02.新入生代表、秋名茜



 初めて入った体育館。


 慣れない建物の匂いに、知らない同級生達の笑顔。


 始まる新生活への少しの不安と膨らむ期待。


 浮き足だった周りの雰囲気からそんな心境が感じ取れる。



 だが。



 だが、はっきり言おう。今の俺にそんな感情は微塵もない。むしろその真逆だ。



「今日お昼で学校終わるから、その後一緒に駅前のファミレス行こーね、雄二。私パフェ食べたーい!」



 隣で何事もなかったかのように、普段通り話しかけてくる幼馴染の存在が気持ち悪すぎて吐きそうだ。



「ねえ夢子」


「なに雄二?」


「あのドッキリのネタばらしはしてくれないのかな?」


「ネタばらし? 雄二にばらせるようなことなんてなにもないけど」


「ないはずあるかぁ! こっちは聞きたいこと山程あるぞ!」


「そうなの? 例えば?」



 やべ。そうやって聞かれると何から聞いていいのかすぐに言葉が出てこない。



「まず、どうやって雄二がこの高校に入る事がわかった?」


「和馬!」



 まごつく俺の横から現れた和馬に、あからさまに夢子の表情が不機嫌になった。


「えー。坂梨君の疑問に答える気はないんだけど。てか今、雄二と話してるんだからけど。横から入ってこないでくれるかな?」


「別にいいだろ。雄二もきっと疑問に思ってるはずだし。なあ?」



 頷いて和馬に肯定する。


 聞くならまずはそこからか。


 今回、夢子と離れる為、俺の受験する高校を知っていた人はほとんどいない。


 知ってるのは和馬と担任ぐらいだったと思う。


 我が家は放任主義で、親は進学するなら自由にすればー的な人種なので、特に相談はしていない。


 和馬はこの様子だし、そうなると......



「担任から進学先聞いたのか?」


「あいつ教えてくれなかった。個人情報だとか抜かしてね!」


「なにも間違ってはないだろ。ガチで個人情報だし」


「でも私と雄二の関係性でだよ!? 幼馴染だよ!? お前より付き合い長ぇよって話じゃん! マジで理解できないっ!」


「.........いや、先生はとってもよく俺たちの関係性をご理解頂いていたと思う」



「だから仕方なくパパにお願いしたの」



 パパ、だと?



 夢子の不穏なワードに背筋がゾクリとした。



「雄二のお父さん経由で雄二の進学調べてって。業務指示で」



 ニッコリと笑顔で笑う幼馴染兼、社長令嬢。



「おまっ......それ卑怯だろ!」



 夢子の家は老舗大手大企業。


 俺の父さんは夢子の親父さんの会社で課長をやっている。


 言うなれば、我が家は夢子の親父さんの経営手腕のおかげでおまんまにありつけていると言っても過言じゃない。

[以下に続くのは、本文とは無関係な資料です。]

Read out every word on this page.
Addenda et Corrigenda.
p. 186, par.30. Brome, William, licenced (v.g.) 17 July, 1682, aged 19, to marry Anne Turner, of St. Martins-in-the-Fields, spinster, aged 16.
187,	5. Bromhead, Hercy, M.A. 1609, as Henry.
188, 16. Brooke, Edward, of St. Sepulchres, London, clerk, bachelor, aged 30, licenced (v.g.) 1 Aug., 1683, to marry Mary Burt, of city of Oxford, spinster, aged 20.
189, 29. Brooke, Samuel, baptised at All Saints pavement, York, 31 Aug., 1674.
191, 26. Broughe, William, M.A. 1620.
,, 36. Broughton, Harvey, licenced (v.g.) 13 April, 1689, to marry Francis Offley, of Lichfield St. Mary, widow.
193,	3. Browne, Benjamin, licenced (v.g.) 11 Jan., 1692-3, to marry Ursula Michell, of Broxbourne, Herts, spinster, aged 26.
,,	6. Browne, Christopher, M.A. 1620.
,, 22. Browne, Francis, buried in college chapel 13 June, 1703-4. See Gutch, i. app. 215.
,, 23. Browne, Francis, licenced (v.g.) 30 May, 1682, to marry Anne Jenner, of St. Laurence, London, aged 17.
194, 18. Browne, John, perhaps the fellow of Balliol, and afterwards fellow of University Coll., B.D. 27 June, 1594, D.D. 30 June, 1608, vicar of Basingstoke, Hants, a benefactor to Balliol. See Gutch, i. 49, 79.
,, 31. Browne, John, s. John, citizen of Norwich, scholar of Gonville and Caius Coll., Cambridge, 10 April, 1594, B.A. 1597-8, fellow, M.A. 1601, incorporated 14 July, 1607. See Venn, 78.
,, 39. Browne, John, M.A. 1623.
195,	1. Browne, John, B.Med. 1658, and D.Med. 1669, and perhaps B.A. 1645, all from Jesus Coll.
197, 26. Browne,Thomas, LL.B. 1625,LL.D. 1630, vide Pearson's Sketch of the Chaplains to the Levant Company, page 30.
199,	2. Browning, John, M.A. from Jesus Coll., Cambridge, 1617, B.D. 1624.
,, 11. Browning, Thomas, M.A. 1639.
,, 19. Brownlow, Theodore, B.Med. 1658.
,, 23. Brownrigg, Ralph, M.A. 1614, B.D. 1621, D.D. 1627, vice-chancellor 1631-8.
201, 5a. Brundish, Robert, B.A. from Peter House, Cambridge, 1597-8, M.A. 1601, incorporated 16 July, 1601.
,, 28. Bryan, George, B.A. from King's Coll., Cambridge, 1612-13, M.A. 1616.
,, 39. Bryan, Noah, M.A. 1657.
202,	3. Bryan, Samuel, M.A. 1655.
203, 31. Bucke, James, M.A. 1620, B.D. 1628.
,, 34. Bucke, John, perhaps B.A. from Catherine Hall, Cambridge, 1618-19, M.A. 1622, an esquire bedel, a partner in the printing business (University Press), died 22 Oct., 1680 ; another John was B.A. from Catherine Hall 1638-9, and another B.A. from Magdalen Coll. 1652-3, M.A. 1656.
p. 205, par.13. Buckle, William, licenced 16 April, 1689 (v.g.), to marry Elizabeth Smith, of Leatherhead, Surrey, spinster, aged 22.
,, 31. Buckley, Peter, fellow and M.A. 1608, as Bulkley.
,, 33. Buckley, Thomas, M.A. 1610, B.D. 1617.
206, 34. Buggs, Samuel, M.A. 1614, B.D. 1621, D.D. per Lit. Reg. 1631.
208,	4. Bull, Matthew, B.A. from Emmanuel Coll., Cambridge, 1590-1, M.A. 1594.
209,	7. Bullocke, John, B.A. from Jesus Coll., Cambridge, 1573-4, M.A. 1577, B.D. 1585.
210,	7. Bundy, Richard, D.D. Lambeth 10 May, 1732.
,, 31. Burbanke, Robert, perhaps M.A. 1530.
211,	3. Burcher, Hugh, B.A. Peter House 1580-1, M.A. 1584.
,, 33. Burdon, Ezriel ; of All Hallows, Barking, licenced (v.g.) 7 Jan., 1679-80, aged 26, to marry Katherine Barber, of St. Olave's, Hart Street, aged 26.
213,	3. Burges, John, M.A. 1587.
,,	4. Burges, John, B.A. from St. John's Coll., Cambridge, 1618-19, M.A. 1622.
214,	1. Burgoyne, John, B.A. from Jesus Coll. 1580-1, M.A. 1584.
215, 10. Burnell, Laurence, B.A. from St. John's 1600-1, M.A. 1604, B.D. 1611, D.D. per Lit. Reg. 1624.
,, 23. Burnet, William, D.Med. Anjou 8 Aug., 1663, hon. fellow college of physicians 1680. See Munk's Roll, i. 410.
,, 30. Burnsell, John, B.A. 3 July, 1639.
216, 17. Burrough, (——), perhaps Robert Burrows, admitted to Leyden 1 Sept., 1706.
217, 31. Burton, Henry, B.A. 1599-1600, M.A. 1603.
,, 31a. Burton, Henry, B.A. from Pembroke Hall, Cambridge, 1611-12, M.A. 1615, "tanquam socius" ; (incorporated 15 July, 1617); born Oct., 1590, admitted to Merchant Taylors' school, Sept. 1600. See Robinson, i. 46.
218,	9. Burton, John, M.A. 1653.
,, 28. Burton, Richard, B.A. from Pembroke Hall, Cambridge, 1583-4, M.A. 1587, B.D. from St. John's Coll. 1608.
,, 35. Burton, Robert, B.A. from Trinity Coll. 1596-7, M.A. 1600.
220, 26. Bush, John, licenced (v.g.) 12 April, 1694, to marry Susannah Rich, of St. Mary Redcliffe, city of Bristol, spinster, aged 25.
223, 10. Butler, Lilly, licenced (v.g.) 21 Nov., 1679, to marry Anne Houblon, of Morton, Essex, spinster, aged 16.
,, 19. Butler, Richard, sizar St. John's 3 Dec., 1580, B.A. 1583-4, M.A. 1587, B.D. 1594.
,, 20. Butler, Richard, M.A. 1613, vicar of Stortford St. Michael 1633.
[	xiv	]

 そんな親父さんから、しかも業務中に俺の進学先を調べるように言われたら、人のいい父さんのことだ、犬のようにパパッと調べて意気揚々と報告している姿が目に浮かぶ......



「そしたらすぐわかったわ。雄二がこの高校に受験するってね」


「でもそのタイミングでわかったんなら、夢子も進路希望提出済みってことだよな?」


「そうだよ。だから雄二と別の高校受験することになっちゃったのよ」



 もう、意味がわからん。


 夢子の話を聞けば聞くほど謎が増幅していく。



「じゃあなんでここにいるんだよ?」


「んー、聞いてもそんな面白くないよ?」


「もったいぶらずに早く教えてくれよ! マジで気持ち悪いんだって!」


「あ。そろそろ式始まるよ」



 イタズラっ子みたいな意地の悪そうな笑みを浮かべて夢子が前を向く。



「あの子可愛くね?」

「うん、タイプかも。俺後で声かけてみよっかな」



 そんな夢子の仕草に騙されたまだ話したことのないクラスメイトの小声が耳に入る。



「相変わらず周りからの印象はいいね、夢子ちゃん」


「まあ性格はあれだけど、ルックスだけはいいからな。幼馴染フィルター越しでも」


「そういうお前も顔だけはいいもんな。ほら、さっきから女子達がお前の事見てるぞ」


「え?」



 和馬があごで指した方を向くと数名の女子と目が合った。


 気まずいのでとりあえずいつも通り愛想笑いを浮かべると、キャッと女子らしい甲高い声を上げて目を逸らされた。



「あいかわず罪な男だねー」


「なにがだよ?」


「夢子ちゃんががああなっちゃうのも、夢子ちゃんだけのせいじゃないと思うよ。あ、夢子ちゃんがにらんでる」


「え? ひぃ! やめろ夢子! いつも言ってるけど、その無表情で睨むの怖いんだって!」


「別に雄二を睨んでる訳じゃないよ」



『ただいまより、入学式を挙行きょこういたします』



 じゃあ誰睨んでるんだよと言おうとした俺の言葉をさえぎって、スピーカーから大音量が流れてきたので口をつぐんでステージの方を向く。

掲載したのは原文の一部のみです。